When someone like PRESIDENT Obama comes into office having made all of the statements he made before his election only to do the things he's done after his election, I think it's reasonable to conclude that one or some of the following occurred:
1) He was lying and he didn't mean it
2) Power corrupts and once he got into office, he decided to take advantage of the situation
3) He's not a great manager/leader and isn't aware of what's going on underneath him by those who work for him
4) Some of this stuff, while disturbing, may actually be necessary to maintain a free republic in the 21st century. (or to paraphrase Jack Nicholson in A Few Good Men, "You want me digging into that personal information -- you NEED me digging into that personal information.")
I think it is some combination of #'s 2, 3, 4 -- and mostly 3 and 4.
I don't want my constitutional rights infringed upon, but I'd also like to be alive to be able to exercise them. Figuring out the right balance going forward is only gonna get harder. First Amendment, Second Amendment, Fourth Amendment, you name them -- each has a slope which we needs to be traversed, and rather than argue about how slippery the slope is, we need to figure out what the right pair of shoes are so we can both avoid slipping down the slope AND find a way to climb up it.
Oh, and if I weren't in a contrary enough mood, let me poke and prod a little more . . .
If the 2000 election were rightfully Mr. Gore's, then he would have been President -- but he wasn't. Because the system worked. We have an electoral college, one of the states had irregularities which were managed by that state's executive branch, we have courts which oversee the executive, and they made the call that they made. The system may not have worked the way some wanted it to, but it worked.
Bitching about the 2000 election and Bush v. Gore being unfair and wrong 13 years after the fact is just as ludicrous as people bitching about Roe v. Wade being unfair and wrong. It's decided law. It's history. Get over it already, and move on.
I mean, I think USC football program got royally screwed by the NCAA, but I stopped talking about it long ago. Really. . . .

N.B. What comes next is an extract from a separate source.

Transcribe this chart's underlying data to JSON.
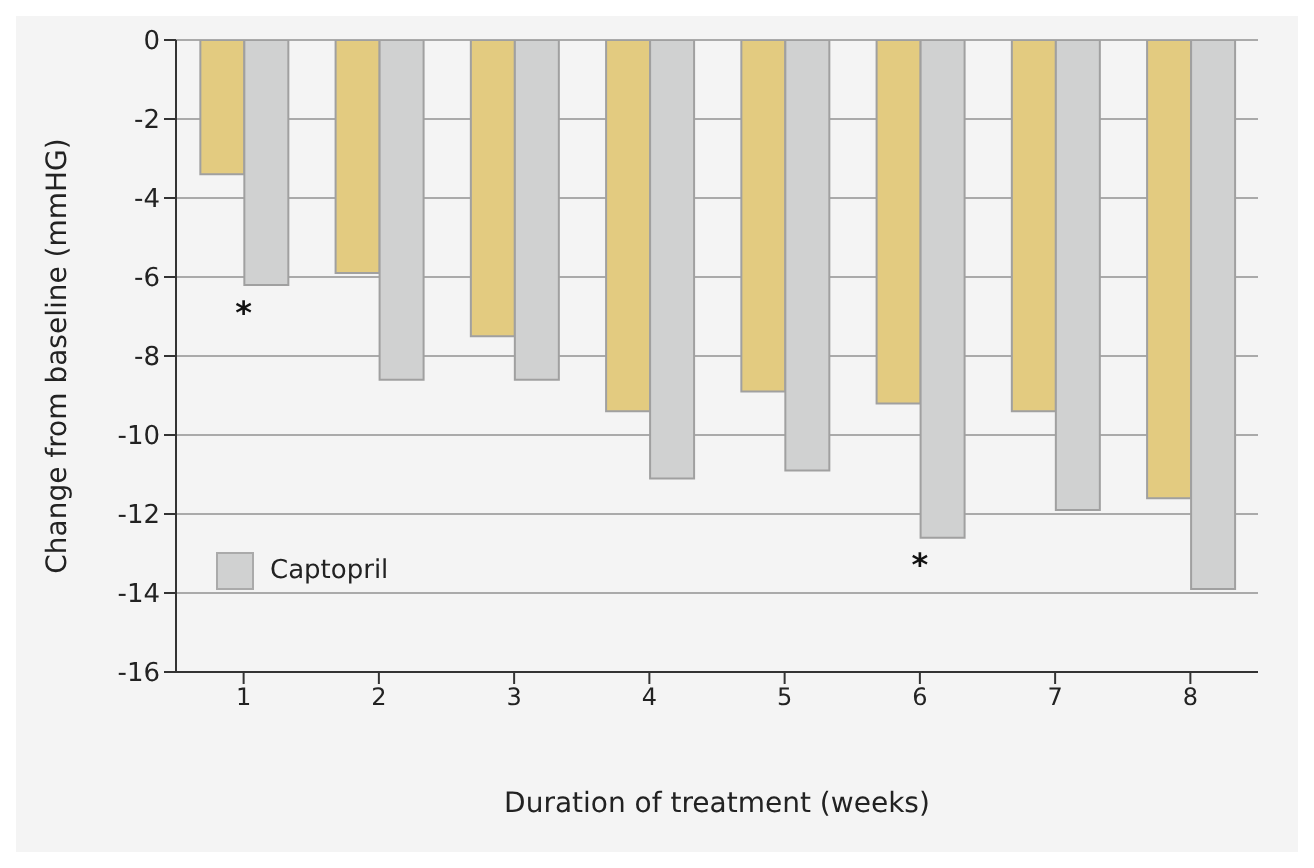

Re Roe v. Wade, there are continuing efforts to effectively overturn it, by narrowing abortion access on a state-by-state basis. Political activism, in other words, no matter how one feels about abortion, continues, on both sides of the issue.
Re Bush V. Gore, well, the Florida election was problematic in a number of ways, from the easily-misinterpreted ballots to the inconsistent recount owing to inconsistent county-by-county standards, to things like demonstrations against the recount. After it was all over, a media coalition examined the ballots, applied a consistent standard, and concluded that Gore won.
One need only consider the actions Gore might or might not have taken on issues such as 9/11, national security, wars, and climate change to see how important that election was.